[Python-ideas] Iterating non-newline-separated files should be easier

Fri Jul 18 02:04:00 CEST 2014

On Thursday, July 17, 2014 3:21 PM, Andrew Barnert <abarnert at yahoo.com> wrote:

>  On Thursday, July 17, 2014 2:40 PM, Alexander Heger <python at 2sn.net> wrote:

>>  Could the "split" (or splitline) keyword-only
>> parameter instead be passed to the open function 
>> (and the __init__ of IOBase and be stored there)?
> 
> Good idea. It's less powerful/flexible, but probably
> good enough for almost all use cases. (I can't think
> of any file where I'd need to split part of it on \0
> and the rest on \n…) Also, it means you can stick with
> the normal __iter__ instead of needing a separate
> iterlines method.

It turns out to be even simpler than I expected.

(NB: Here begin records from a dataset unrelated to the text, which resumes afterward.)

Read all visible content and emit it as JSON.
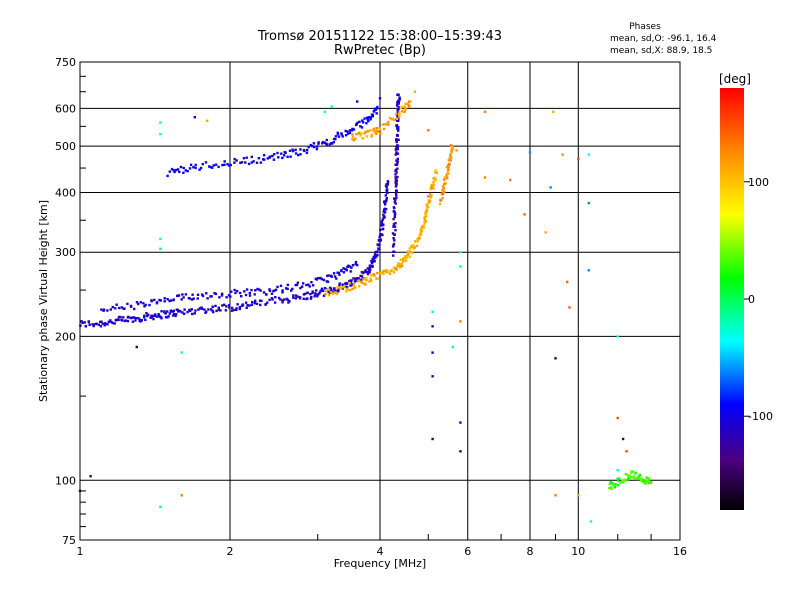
{
  "title": "Tromsø 20151122 15:38:00–15:39:43",
  "subtitle": "RwPretec (Bp)",
  "phases_info": {
    "heading": "Phases",
    "line_o": "mean, sd,O: -96.1, 16.4",
    "line_x": "mean, sd,X: 88.9, 18.5"
  },
  "colorbar": {
    "label": "[deg]",
    "ticks": [
      {
        "label": "100",
        "value": 100
      },
      {
        "label": "0",
        "value": 0
      },
      {
        "label": "-100",
        "value": -100
      }
    ]
  },
  "chart_data": {
    "type": "scatter",
    "title": "Tromsø 20151122 15:38:00–15:39:43",
    "subtitle": "RwPretec (Bp)",
    "xlabel": "Frequency [MHz]",
    "ylabel": "Stationary phase Virtual Height [km]",
    "xscale": "log",
    "yscale": "log",
    "xlim": [
      1,
      16
    ],
    "ylim": [
      75,
      750
    ],
    "color_scale": "rainbow",
    "color_range": [
      -180,
      180
    ],
    "color_label": "[deg]",
    "x_ticks": [
      {
        "label": "1",
        "value": 1
      },
      {
        "label": "2",
        "value": 2
      },
      {
        "label": "4",
        "value": 4
      },
      {
        "label": "6",
        "value": 6
      },
      {
        "label": "8",
        "value": 8
      },
      {
        "label": "10",
        "value": 10
      },
      {
        "label": "16",
        "value": 16
      }
    ],
    "y_ticks": [
      {
        "label": "75",
        "value": 75
      },
      {
        "label": "100",
        "value": 100
      },
      {
        "label": "200",
        "value": 200
      },
      {
        "label": "300",
        "value": 300
      },
      {
        "label": "400",
        "value": 400
      },
      {
        "label": "500",
        "value": 500
      },
      {
        "label": "600",
        "value": 600
      },
      {
        "label": "750",
        "value": 750
      }
    ],
    "grid": true,
    "traces": [
      {
        "desc": "O-mode F-layer trace",
        "phase": -110,
        "points": [
          [
            1.0,
            212
          ],
          [
            1.1,
            213
          ],
          [
            1.2,
            216
          ],
          [
            1.3,
            218
          ],
          [
            1.4,
            221
          ],
          [
            1.5,
            223
          ],
          [
            1.6,
            225
          ],
          [
            1.8,
            228
          ],
          [
            2.0,
            230
          ],
          [
            2.2,
            233
          ],
          [
            2.5,
            238
          ],
          [
            2.8,
            242
          ],
          [
            3.0,
            246
          ],
          [
            3.2,
            250
          ],
          [
            3.4,
            256
          ],
          [
            3.6,
            263
          ],
          [
            3.8,
            275
          ],
          [
            3.9,
            290
          ],
          [
            4.0,
            315
          ],
          [
            4.05,
            345
          ],
          [
            4.1,
            380
          ],
          [
            4.15,
            420
          ]
        ]
      },
      {
        "desc": "O-mode upper diffuse band",
        "phase": -105,
        "points": [
          [
            1.1,
            228
          ],
          [
            1.3,
            232
          ],
          [
            1.5,
            238
          ],
          [
            1.7,
            243
          ],
          [
            2.0,
            246
          ],
          [
            2.3,
            248
          ],
          [
            2.6,
            252
          ],
          [
            3.0,
            260
          ],
          [
            3.3,
            270
          ],
          [
            3.6,
            282
          ]
        ]
      },
      {
        "desc": "O-mode multi-hop trace",
        "phase": -100,
        "points": [
          [
            1.5,
            440
          ],
          [
            1.7,
            452
          ],
          [
            2.0,
            462
          ],
          [
            2.3,
            470
          ],
          [
            2.6,
            480
          ],
          [
            2.9,
            495
          ],
          [
            3.2,
            515
          ],
          [
            3.5,
            540
          ],
          [
            3.8,
            570
          ],
          [
            3.95,
            600
          ]
        ]
      },
      {
        "desc": "O-mode vertical spread near 4.3 MHz",
        "phase": -115,
        "points": [
          [
            4.25,
            300
          ],
          [
            4.28,
            350
          ],
          [
            4.3,
            400
          ],
          [
            4.32,
            450
          ],
          [
            4.33,
            500
          ],
          [
            4.34,
            550
          ],
          [
            4.35,
            600
          ],
          [
            4.36,
            640
          ]
        ]
      },
      {
        "desc": "X-mode F-layer trace",
        "phase": 110,
        "points": [
          [
            3.1,
            245
          ],
          [
            3.4,
            252
          ],
          [
            3.7,
            260
          ],
          [
            4.0,
            268
          ],
          [
            4.3,
            278
          ],
          [
            4.5,
            290
          ],
          [
            4.7,
            310
          ],
          [
            4.85,
            330
          ],
          [
            4.95,
            360
          ],
          [
            5.05,
            400
          ],
          [
            5.2,
            440
          ]
        ]
      },
      {
        "desc": "X-mode multi-hop trace",
        "phase": 115,
        "points": [
          [
            3.5,
            520
          ],
          [
            3.8,
            530
          ],
          [
            4.0,
            540
          ],
          [
            4.4,
            590
          ],
          [
            4.6,
            620
          ]
        ]
      },
      {
        "desc": "X-mode spread near 5.5 MHz",
        "phase": 120,
        "points": [
          [
            5.3,
            380
          ],
          [
            5.4,
            420
          ],
          [
            5.5,
            460
          ],
          [
            5.6,
            500
          ]
        ]
      },
      {
        "desc": "scattered returns near 100 km at 12-14 MHz",
        "phase": 30,
        "points": [
          [
            11.5,
            97
          ],
          [
            12.2,
            100
          ],
          [
            12.8,
            103
          ],
          [
            13.4,
            101
          ],
          [
            14.0,
            99
          ]
        ]
      }
    ],
    "scatter_points": [
      {
        "x": 1.45,
        "y": 560,
        "phase": -30
      },
      {
        "x": 1.45,
        "y": 530,
        "phase": -20
      },
      {
        "x": 1.7,
        "y": 575,
        "phase": -110
      },
      {
        "x": 1.8,
        "y": 565,
        "phase": 110
      },
      {
        "x": 1.45,
        "y": 320,
        "phase": -30
      },
      {
        "x": 1.45,
        "y": 305,
        "phase": -10
      },
      {
        "x": 1.3,
        "y": 190,
        "phase": -150
      },
      {
        "x": 1.6,
        "y": 185,
        "phase": -20
      },
      {
        "x": 1.05,
        "y": 102,
        "phase": -120
      },
      {
        "x": 1.0,
        "y": 95,
        "phase": -120
      },
      {
        "x": 1.45,
        "y": 88,
        "phase": -40
      },
      {
        "x": 1.6,
        "y": 93,
        "phase": 130
      },
      {
        "x": 3.1,
        "y": 590,
        "phase": -30
      },
      {
        "x": 3.2,
        "y": 605,
        "phase": -20
      },
      {
        "x": 3.6,
        "y": 620,
        "phase": -110
      },
      {
        "x": 4.0,
        "y": 630,
        "phase": -110
      },
      {
        "x": 4.7,
        "y": 650,
        "phase": 110
      },
      {
        "x": 5.0,
        "y": 540,
        "phase": 130
      },
      {
        "x": 5.7,
        "y": 490,
        "phase": 115
      },
      {
        "x": 5.8,
        "y": 300,
        "phase": -30
      },
      {
        "x": 5.8,
        "y": 280,
        "phase": -20
      },
      {
        "x": 5.1,
        "y": 225,
        "phase": -20
      },
      {
        "x": 5.1,
        "y": 210,
        "phase": -120
      },
      {
        "x": 5.8,
        "y": 215,
        "phase": 130
      },
      {
        "x": 5.6,
        "y": 190,
        "phase": -20
      },
      {
        "x": 5.1,
        "y": 185,
        "phase": -110
      },
      {
        "x": 5.1,
        "y": 165,
        "phase": -120
      },
      {
        "x": 5.8,
        "y": 132,
        "phase": -120
      },
      {
        "x": 5.1,
        "y": 122,
        "phase": -150
      },
      {
        "x": 5.8,
        "y": 115,
        "phase": -150
      },
      {
        "x": 6.5,
        "y": 590,
        "phase": 130
      },
      {
        "x": 6.5,
        "y": 430,
        "phase": 130
      },
      {
        "x": 7.3,
        "y": 425,
        "phase": 130
      },
      {
        "x": 7.8,
        "y": 360,
        "phase": 140
      },
      {
        "x": 8.0,
        "y": 485,
        "phase": -60
      },
      {
        "x": 8.6,
        "y": 330,
        "phase": 110
      },
      {
        "x": 8.8,
        "y": 410,
        "phase": -60
      },
      {
        "x": 8.9,
        "y": 590,
        "phase": 110
      },
      {
        "x": 9.0,
        "y": 180,
        "phase": -150
      },
      {
        "x": 9.3,
        "y": 480,
        "phase": 120
      },
      {
        "x": 9.5,
        "y": 260,
        "phase": 140
      },
      {
        "x": 9.6,
        "y": 230,
        "phase": 140
      },
      {
        "x": 10.0,
        "y": 470,
        "phase": 150
      },
      {
        "x": 10.5,
        "y": 480,
        "phase": -30
      },
      {
        "x": 10.5,
        "y": 380,
        "phase": -60
      },
      {
        "x": 10.5,
        "y": 275,
        "phase": -60
      },
      {
        "x": 9.0,
        "y": 93,
        "phase": 130
      },
      {
        "x": 10.0,
        "y": 93,
        "phase": 110
      },
      {
        "x": 10.6,
        "y": 82,
        "phase": -30
      },
      {
        "x": 12.0,
        "y": 200,
        "phase": -30
      },
      {
        "x": 12.0,
        "y": 135,
        "phase": 150
      },
      {
        "x": 12.3,
        "y": 122,
        "phase": -150
      },
      {
        "x": 12.5,
        "y": 115,
        "phase": 150
      },
      {
        "x": 12.0,
        "y": 105,
        "phase": -30
      }
    ]
  }
}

I reused the "newline" parameter of open and TextIOWrapper.__init__, adding a param of the same name to the constructors for BufferedReader, BufferedWriter, BufferedRWPair, BufferedRandom, and FileIO.

For text files, just remove the check for newline being one of the standard values and it all works. For binary files, remove the check for truthy, make open pass each Buffered* constructor newline=(newline if binary else None), make each Buffered* class store it, and change two lines in RawIOBase.readline to use it. And that's it.

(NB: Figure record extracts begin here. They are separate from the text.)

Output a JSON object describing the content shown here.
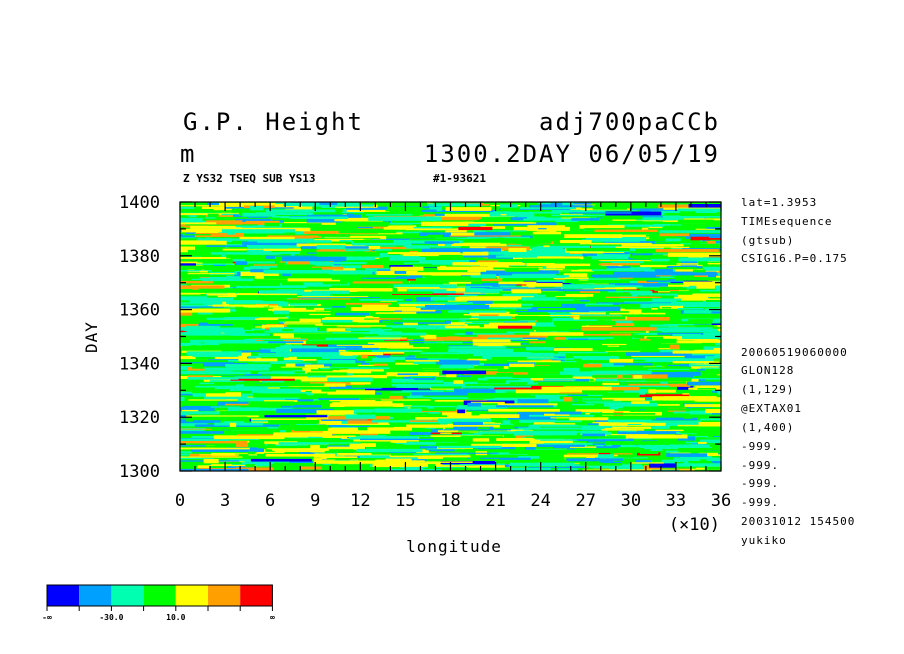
{
  "header": {
    "title_left": "G.P. Height",
    "title_right": "adj700paCCb",
    "unit": "m",
    "date_line": "1300.2DAY 06/05/19",
    "sub_left": "Z YS32 TSEQ SUB YS13",
    "sub_right": "#1-93621"
  },
  "info_top": [
    "lat=1.3953",
    "TIMEsequence",
    "(gtsub)",
    "CSIG16.P=0.175"
  ],
  "info_bottom": [
    "20060519060000",
    "GLON128",
    "(1,129)",
    "@EXTAX01",
    "(1,400)",
    "-999.",
    "-999.",
    "-999.",
    "-999.",
    "20031012 154500",
    "yukiko"
  ],
  "chart_data": {
    "type": "heatmap",
    "title": "G.P. Height",
    "xlabel": "longitude",
    "ylabel": "DAY",
    "x_multiplier": "(×10)",
    "xlim": [
      0,
      36
    ],
    "ylim": [
      1300,
      1400
    ],
    "x_ticks": [
      "0",
      "3",
      "6",
      "9",
      "12",
      "15",
      "18",
      "21",
      "24",
      "27",
      "30",
      "33",
      "36"
    ],
    "y_ticks": [
      "1300",
      "1320",
      "1340",
      "1360",
      "1380",
      "1400"
    ],
    "levels": [
      {
        "label": "-∞",
        "color": "#0000ff"
      },
      {
        "label": "",
        "color": "#00a0ff"
      },
      {
        "label": "-30.0",
        "color": "#00ffb0"
      },
      {
        "label": "",
        "color": "#00ff00"
      },
      {
        "label": "10.0",
        "color": "#ffff00"
      },
      {
        "label": "",
        "color": "#ffa000"
      },
      {
        "label": "",
        "color": "#ff0000"
      },
      {
        "label": "∞",
        "color": ""
      }
    ]
  }
}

(Of course you'd also want to add it to all of the stdlib cases like zipfile.ZipFile.open/zipfile.ExtZipFile.__init__, but there aren't too many of those.)

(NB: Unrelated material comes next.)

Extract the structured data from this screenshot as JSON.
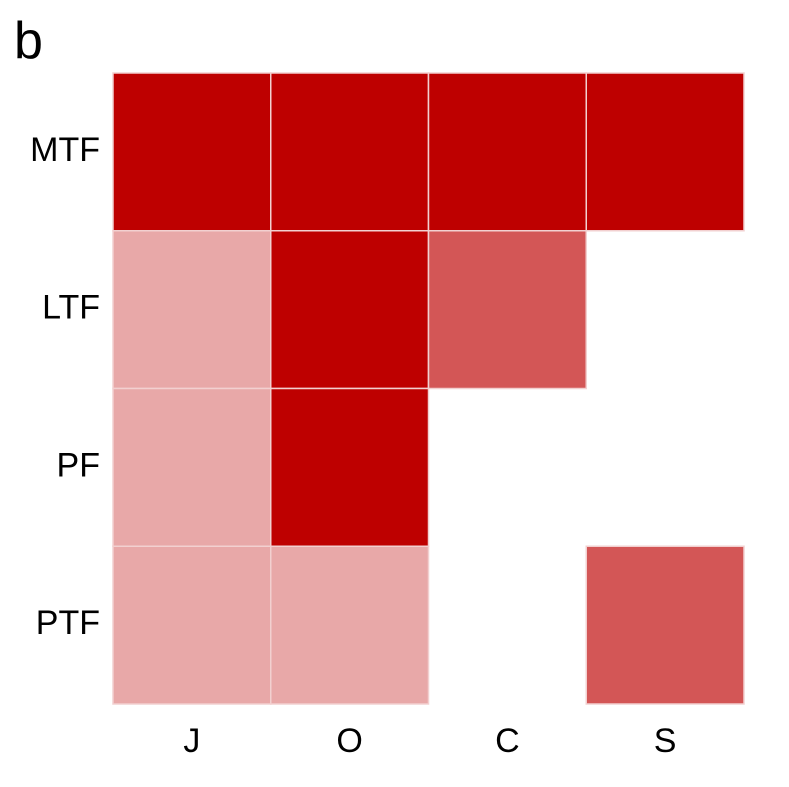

This means that the buffer underlying a text file with a non-standard newline doesn't automatically have a matching newline. I think that's a good thing ('\r\n' and '\r' would need exceptions for backward compatibility; '\0'.encode('utf-16-le') isn't a very useful thing to split on; etc.), but doing it the other way is almost as easy, and very little code will never care.